Rudi Völler: L’uomo che ha fatto tutto e ha rivoluzionato il Bayer Leverkusen

Ex giocatore e allenatore del Bayer Leverkusen, Rudi Völler ha raddoppiato il suo status di leggenda del club con due periodi di grande successo come direttore sportivo nell’arco di 21 anni, ruolo che ora lascia per assumere incarichi di ambasciatore con Die Werkself.

La sua permanente è iconica, così come le sue intestazioni subacquee, risultando rispettivamente nei soprannomi di Tante Caterina – o “Zia Käthe – nella sua terra natale e molto più lusinghiera il tedesco volante – Il tedesco volante – a Roma.

Il nativo di Hanau sarà per sempre legato a Frank Rijkaard e apparirà nelle liste più famigerate della Coppa del Mondo FIFA, ma è anche uno dei soli quattro uomini nella storia ad aver raggiunto la finale sia come giocatore che come allenatore, mentre Völler ha segnato tre gol quando la Germania è diventata campioni del mondo nel 1990.

Ha vinto trofei in Francia e in Italia ed è diventato un vincitore della UEFA Champions League nel 1993, un anno prima di iniziare la sua relazione amorosa con il Leverkusen, dove Völler ha continuato a stabilire il club come uno dei più grandi della Germania, uno che produce talenti tedeschi stellari mentre regolarmente competere sul palco più grande del continente.

In ogni caso, Völler è una leggenda del calcio e pochi possono rivaleggiare con la sua influenza sul calcio tedesco sia dentro che fuori dal campo.

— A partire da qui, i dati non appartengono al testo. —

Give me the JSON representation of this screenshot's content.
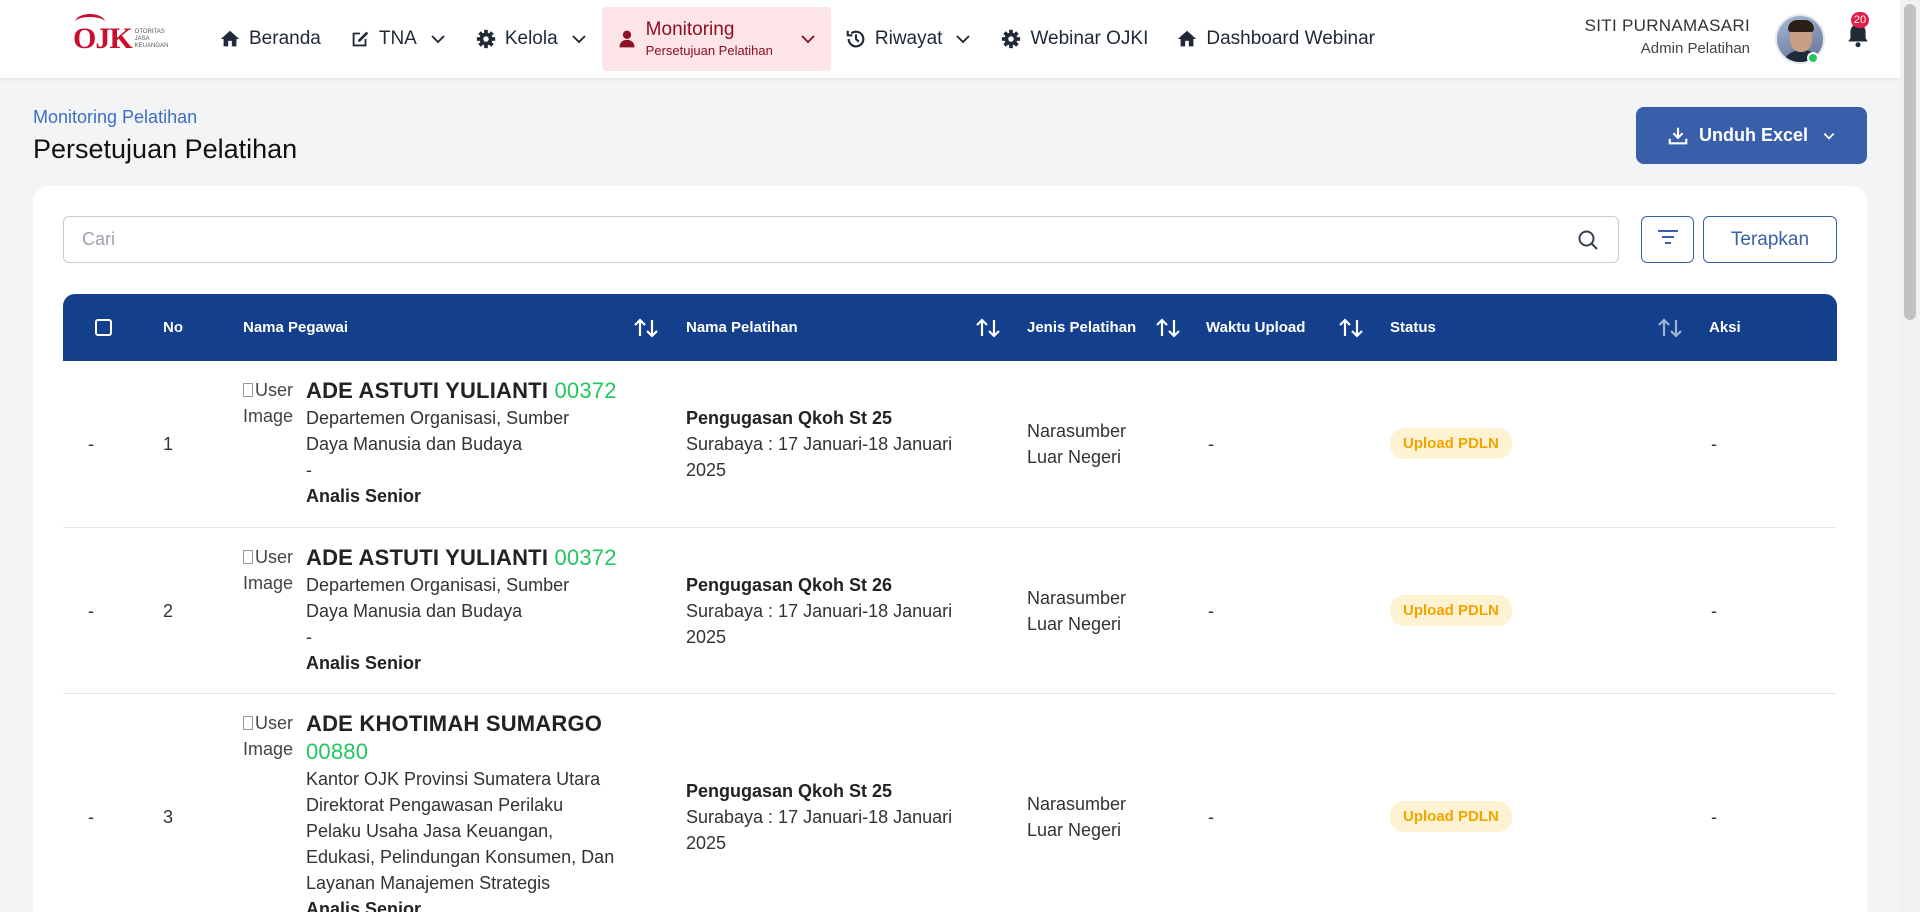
{
  "logo": {
    "mark": "OJK",
    "caption": "OTORITAS JASA KEUANGAN"
  },
  "nav": {
    "items": [
      {
        "label": "Beranda",
        "icon": "home-icon"
      },
      {
        "label": "TNA",
        "icon": "edit-icon"
      },
      {
        "label": "Kelola",
        "icon": "gear-icon"
      },
      {
        "label": "Monitoring",
        "sub": "Persetujuan Pelatihan",
        "icon": "person-icon",
        "active": true
      },
      {
        "label": "Riwayat",
        "icon": "history-icon"
      },
      {
        "label": "Webinar OJKI",
        "icon": "gear-icon"
      },
      {
        "label": "Dashboard Webinar",
        "icon": "home-icon"
      }
    ]
  },
  "user": {
    "name": "SITI PURNAMASARI",
    "role": "Admin Pelatihan",
    "notifications": "20"
  },
  "header": {
    "breadcrumb": "Monitoring Pelatihan",
    "title": "Persetujuan Pelatihan",
    "export_label": "Unduh Excel"
  },
  "filters": {
    "search_placeholder": "Cari",
    "search_value": "",
    "apply_label": "Terapkan"
  },
  "table": {
    "columns": [
      "No",
      "Nama Pegawai",
      "Nama Pelatihan",
      "Jenis Pelatihan",
      "Waktu Upload",
      "Status",
      "Aksi"
    ],
    "rows": [
      {
        "select": "-",
        "no": "1",
        "img_alt": "User Image",
        "name": "ADE ASTUTI YULIANTI",
        "nip": "00372",
        "dept_lines": [
          "Departemen Organisasi, Sumber",
          "Daya Manusia dan Budaya",
          "-"
        ],
        "jabatan": "Analis Senior",
        "pelatihan": "Pengugasan Qkoh St 25",
        "pelatihan_detail_lines": [
          "Surabaya : 17 Januari-18 Januari",
          "2025"
        ],
        "jenis_lines": [
          "Narasumber",
          "Luar Negeri"
        ],
        "waktu": "-",
        "status": "Upload PDLN",
        "aksi": "-"
      },
      {
        "select": "-",
        "no": "2",
        "img_alt": "User Image",
        "name": "ADE ASTUTI YULIANTI",
        "nip": "00372",
        "dept_lines": [
          "Departemen Organisasi, Sumber",
          "Daya Manusia dan Budaya",
          "-"
        ],
        "jabatan": "Analis Senior",
        "pelatihan": "Pengugasan Qkoh St 26",
        "pelatihan_detail_lines": [
          "Surabaya : 17 Januari-18 Januari",
          "2025"
        ],
        "jenis_lines": [
          "Narasumber",
          "Luar Negeri"
        ],
        "waktu": "-",
        "status": "Upload PDLN",
        "aksi": "-"
      },
      {
        "select": "-",
        "no": "3",
        "img_alt": "User Image",
        "name": "ADE KHOTIMAH SUMARGO",
        "nip": "00880",
        "dept_lines": [
          "Kantor OJK Provinsi Sumatera Utara",
          "Direktorat Pengawasan Perilaku",
          "Pelaku Usaha Jasa Keuangan,",
          "Edukasi, Pelindungan Konsumen, Dan",
          "Layanan Manajemen Strategis"
        ],
        "jabatan": "Analis Senior",
        "pelatihan": "Pengugasan Qkoh St 25",
        "pelatihan_detail_lines": [
          "Surabaya : 17 Januari-18 Januari",
          "2025"
        ],
        "jenis_lines": [
          "Narasumber",
          "Luar Negeri"
        ],
        "waktu": "-",
        "status": "Upload PDLN",
        "aksi": "-"
      }
    ]
  },
  "colors": {
    "primary": "#3a5faa",
    "header": "#143f8c",
    "active_nav": "#fde4e7",
    "nip": "#22c55e",
    "status_text": "#f0a500",
    "status_bg": "#fdf2d2"
  }
}
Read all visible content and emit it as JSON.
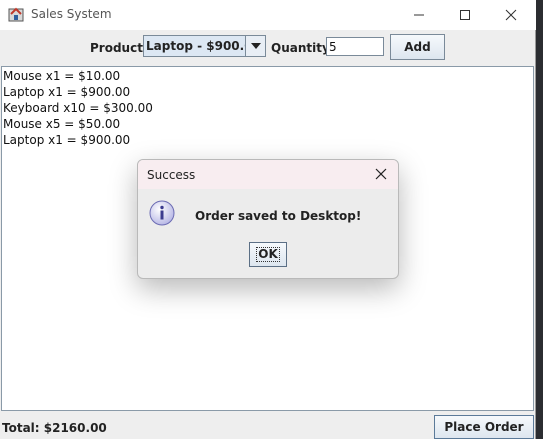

Rudi Völler ha trascorso più di 23 anni con il Bayer Leverkusen, servendo il club come giocatore, allenatore e direttore sportivo. – foto di ROBERTO PFEIL/AFP tramite Getty Images

“Siamo onesti: dove sarebbe il Bayer 04 senza Rudi Völler?”, ha chiesto Reiner Calmund, l’uomo che prima ha portato Völler al Leverkusen e poi gli ha consegnato il testimone come direttore sportivo.

È facile capire il punto di Calmund quando si guarda indietro alla stagione 1995/96; L’ultimo di Völler da giocatore.

Il Leverkusen è rimasto a malapena aggrappato allo status di Bundesliga, con Völler che ha segnato il decimo gol della stagione nella vittoria per 2-1 sul suo ex club, il Monaco 1860, alla giornata 32. Era solo la seconda vittoria del Ruckrunde – e l’ultima della stagione – che si sarebbe rivelata cruciale poiché il Leverkusen è rimasto in piedi nell’ultima giornata grazie all’1-1 contro il Kaiserslautern che è stato invece retrocesso.

Le cose sarebbero potute sembrare molto diverse per il club se fosse caduto attraverso la botola quell’anno. Si scopre che ha anche salvato l’atmosfera dell’addio della testimonial di Völler tre giorni dopo.

“La sua ultima partita da giocatore non sarà mai dimenticata, il nostro drammatico finale contro il Kaiserslautern per evitare la retrocessione”, ha detto l’allenatore del Leverkusen Peter Hermann al sito web del club in una serie di pezzi #DankeRudi che celebrano la carriera del grande uomo.

“Sarebbe stato impossibile pensare che Rudi avrebbe concluso la sua carriera da giocatore con la retrocessione dalla Bundesliga. Ci sarebbe stata l’atmosfera di un funerale alla sua partita d’addio tre giorni dopo.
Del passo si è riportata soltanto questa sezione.